En esta reflexión radica una gran verdad: “Para dirigir bien una casa, se necesita diligencia, asiduidad, método, una disciplina moral, previsión, prudencia, habilidad práctica”. Son palabras de Samuel Smiles (*). En consecuencia, administrar una casa es lo mismo que administrar la cosa pública, con probidad, honestidad y responsabilidad. Estos atributos honran a quienes están al servicio de la colectividad. Virtudes que deberían ser cultivadas, en particular, por quienes se dedican a la política o se enriquecen mediante ella. Aquellos comportamientos ennoblecen la praxis democrática, que caracteriza a muchas naciones.

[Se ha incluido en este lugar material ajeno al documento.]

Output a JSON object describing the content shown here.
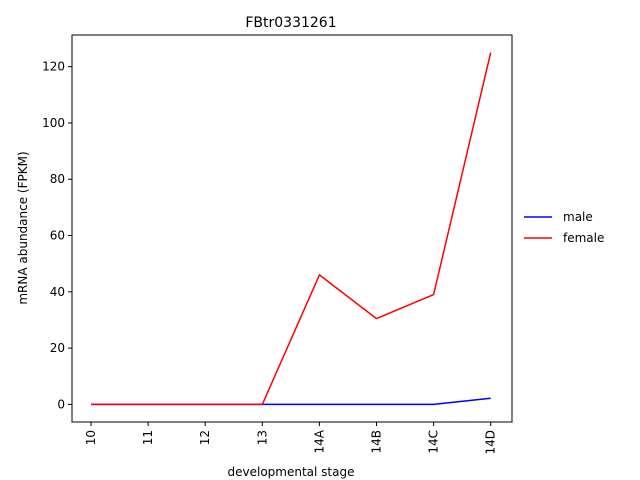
{
  "chart_data": {
    "type": "line",
    "title": "FBtr0331261",
    "xlabel": "developmental stage",
    "ylabel": "mRNA abundance (FPKM)",
    "categories": [
      "10",
      "11",
      "12",
      "13",
      "14A",
      "14B",
      "14C",
      "14D"
    ],
    "series": [
      {
        "name": "male",
        "color": "#0000ff",
        "values": [
          0,
          0,
          0,
          0,
          0,
          0,
          0,
          2.2
        ]
      },
      {
        "name": "female",
        "color": "#ff0000",
        "values": [
          0,
          0,
          0,
          0,
          46,
          30.5,
          39,
          125
        ]
      }
    ],
    "ylim": [
      -6.25,
      131.25
    ],
    "yticks": [
      0,
      20,
      40,
      60,
      80,
      100,
      120
    ],
    "grid": false,
    "legend_position": "right"
  }
}
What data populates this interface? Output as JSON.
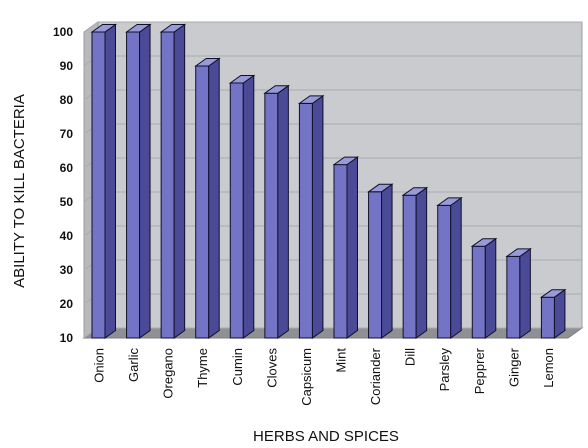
{
  "chart_data": {
    "type": "bar",
    "title": "",
    "xlabel": "HERBS AND SPICES",
    "ylabel": "ABILITY TO KILL BACTERIA",
    "ylim": [
      10,
      100
    ],
    "yticks": [
      10,
      20,
      30,
      40,
      50,
      60,
      70,
      80,
      90,
      100
    ],
    "grid": true,
    "legend": "none",
    "style": "3d-column",
    "colors": {
      "bar_front": "#7474c6",
      "bar_side": "#4a4a96",
      "bar_top": "#9a9ad8",
      "bar_outline": "#10102a",
      "wall": "#c9cbce",
      "floor": "#8e9094",
      "gridline": "#a9abae"
    },
    "categories": [
      "Onion",
      "Garlic",
      "Oregano",
      "Thyme",
      "Cumin",
      "Cloves",
      "Capsicum",
      "Mint",
      "Coriander",
      "Dill",
      "Parsley",
      "Pepprer",
      "Ginger",
      "Lemon"
    ],
    "values": [
      100,
      100,
      100,
      90,
      85,
      82,
      79,
      61,
      53,
      52,
      49,
      37,
      34,
      22
    ]
  }
}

Desgraciadamente, en nuestro caso, gobiernos de turno, desprovistos de esas cualidades, asumieron, en los últimos tiempos, el control de la Casa Grande del Pueblo, que representa el Poder político nacional. Hicieron de ella un reducto para sus actividades particulares. Desde esa “atalaya” pretendieron subyugar a quienes pensaban diferente, para imponer sus designios ideológicos. Se acabó la dictadura y la corrupción, dijeron, pero al final incurrieron en los mismos resabios, que empañaron la imagen de Bolivia, en el pasado mediato. Derrocharon dinero, sin tomar previsiones para el futuro. Se dedicaron al jolgorio electoral, para perpetuarse en el gobierno. Para construir elefantes blancos, hacer gastos insulsos u otras obras insignificantes, dilapidaron una cantidad enorme de divisas que generaba el auge gasífero. En ese marco surgieron los nuevos ricos, para desencanto de los pobres. De veras que aquellos medraron, en la época de las vacas gordas. Los más no pudieron siquiera lograr una mejor calidad de vida. Y la suerte, estuvo echada.

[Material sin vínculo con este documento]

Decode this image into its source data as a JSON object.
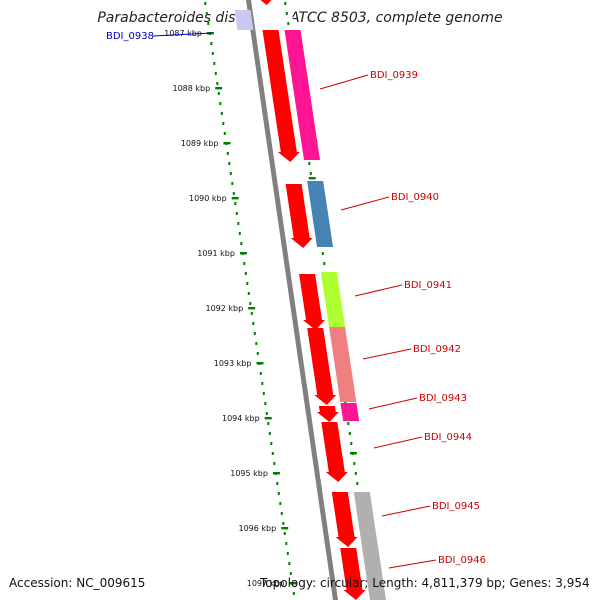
{
  "header": {
    "title": "Parabacteroides distasonis ATCC 8503, complete genome"
  },
  "footer": {
    "accession": "Accession: NC_009615",
    "stats": "Topology: circular; Length: 4,811,379 bp; Genes: 3,954"
  },
  "colors": {
    "backbone": "#808080",
    "cds": "#ff0000",
    "tick": "#008000",
    "label_red": "#cc0000",
    "label_blue": "#0000cc"
  },
  "axis": {
    "ticks": [
      {
        "label": "1087 kbp"
      },
      {
        "label": "1088 kbp"
      },
      {
        "label": "1089 kbp"
      },
      {
        "label": "1090 kbp"
      },
      {
        "label": "1091 kbp"
      },
      {
        "label": "1092 kbp"
      },
      {
        "label": "1093 kbp"
      },
      {
        "label": "1094 kbp"
      },
      {
        "label": "1095 kbp"
      },
      {
        "label": "1096 kbp"
      },
      {
        "label": "1097 kbp"
      }
    ]
  },
  "genes": [
    {
      "name": "BDI_0938",
      "color": "#c8c8f0"
    },
    {
      "name": "BDI_0939",
      "color": "#ff1493"
    },
    {
      "name": "BDI_0940",
      "color": "#4682b4"
    },
    {
      "name": "BDI_0941",
      "color": "#adff2f"
    },
    {
      "name": "BDI_0942",
      "color": "#f08080"
    },
    {
      "name": "BDI_0943",
      "color": "#ff1493"
    },
    {
      "name": "BDI_0944",
      "color": ""
    },
    {
      "name": "BDI_0945",
      "color": "#b0b0b0"
    },
    {
      "name": "BDI_0946",
      "color": "#b0b0b0"
    }
  ]
}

Otros países han tenido la suerte de elegir a gobernantes que trabajaron sin resquemores políticos, juntos y unidos, por la transformación. Echaron los cimientos de la prosperidad, a favor del bien común. Cambiaron el curso de la historia, para el bienestar de los que vienen. Priorizaron los supremos intereses nacionales y no sus intereses mezquinos. Tampoco buscaron perpetuarse en el Poder, como ciertos dictadores tan vilipendiados. Volcaron sus esfuerzos a ofrecer mejores condiciones de vida a sus congéneres. Posiblemente lo hicieron aunando voluntades, en un medio marcado por las pugnas partidarias. Lograron consensos con diálogo y sinceridad, pensando que, tarde o temprano, la vida termina, los gobiernos también. Todo es perecedero.
Pero acá los gobernantes de turno hicieron todo lo contrario. Pretendieron, en reiteradas ocasiones y por medios fraudulentos, aferrarse del Poder. Posiblemente cumpliendo, al pie de la letra, los libretos que les enviaban, quienes reiteraron actitudes autoritarias, en desmedro de la libertad, principio universal que emergió en 1789.
En suma: aún podemos optar por elegir gobernantes responsables ante la historia y los hombres, en democracia.
(*) Samuel Smiles: “La vida y el trabajo”. Tip. El anuario de la exportación, Barcelona – España, 1900. Pág. 23.